The `getDb()` function is called per-request -- it creates a new Drizzle instance each time. This is intentional. Cloudflare Workers are stateless isolates; there's no persistent connection to reuse. The cost of creating the Drizzle wrapper is negligible compared to the query itself.


migration workflow
---

Migrations are generated by Drizzle Kit and stored in the `drizzle/` directory.

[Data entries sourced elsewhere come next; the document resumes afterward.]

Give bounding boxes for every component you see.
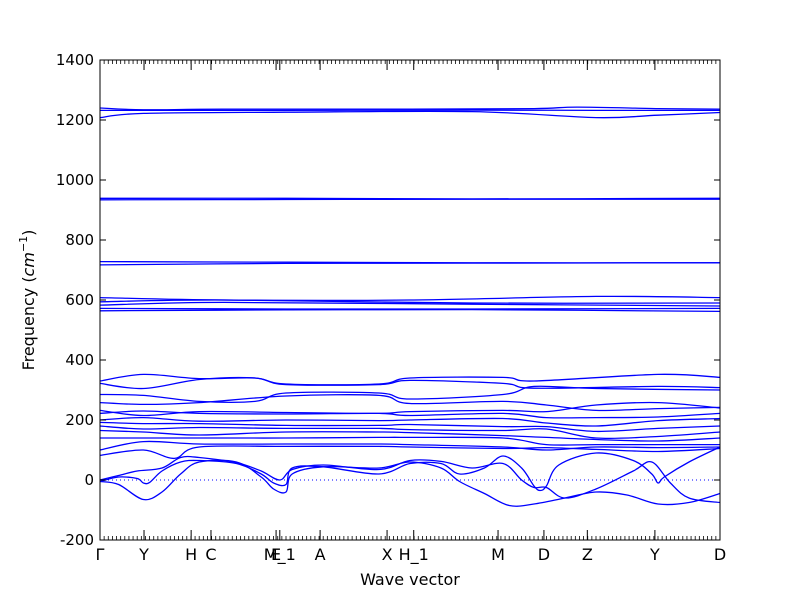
- x-tick-label: Y: [649, 545, 660, 564]
- x-tick-label: Z: [582, 545, 593, 564]
- x-tick-label: Γ: [96, 545, 105, 564]
- x-tick-label: Y: [138, 545, 149, 564]
- y-tick-label: 800: [65, 231, 94, 249]
- y-axis-label-exponent: −1: [17, 236, 30, 252]
- x-tick-label: C: [205, 545, 216, 564]
- x-tick-label: H: [185, 545, 197, 564]
- x-tick-label: M_1: [264, 545, 296, 565]
- x-axis-label: Wave vector: [360, 570, 460, 589]
- x-tick-label: A: [315, 545, 326, 564]
- y-tick-label: 200: [65, 411, 94, 429]
- phonon-branch-11: [100, 308, 720, 309]
- y-tick-label: 1200: [56, 111, 94, 129]
- y-tick-label: 1000: [56, 171, 94, 189]
- x-tick-label: X: [382, 545, 393, 564]
- x-tick-label: M: [491, 545, 505, 564]
- y-tick-label: 1400: [56, 51, 94, 69]
- y-axis-label-close: ): [19, 230, 38, 236]
- y-axis-label-text: Frequency (: [19, 276, 38, 370]
- x-tick-label: D: [538, 545, 550, 564]
- x-tick-label: H_1: [399, 545, 429, 565]
- y-tick-label: 400: [65, 351, 94, 369]
- x-tick-label: D: [714, 545, 726, 564]
- y-tick-label: -200: [60, 531, 94, 549]
- y-tick-label: 0: [84, 471, 94, 489]
- y-axis-label-unit: cm: [19, 252, 38, 276]
- y-tick-label: 600: [65, 291, 94, 309]
- phonon-branch-5: [100, 199, 720, 200]
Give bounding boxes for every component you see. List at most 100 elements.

The workflow:

1. Edit schema files in `src/db/`
2. Run `bun run db:generate` -- Drizzle Kit diffs the schema against the last migration and generates a new SQL migration file
3. Run `bun run db:migrate:local` -- applies migrations to the local D1 database (via Wrangler)
4. Run `bun run db:migrate:prod` -- applies migrations to the production D1 database

Migrations are append-only. Never modify an existing migration file. If a migration is wrong, generate a new one that corrects it.

The generated SQL files are plain SQLite DDL. No Drizzle-specific runtime is needed to apply them -- Wrangler's `d1 migrations apply` handles execution directly. This means the migration system is ORM-portable: if you swapped Drizzle for something else, the existing migrations would still work.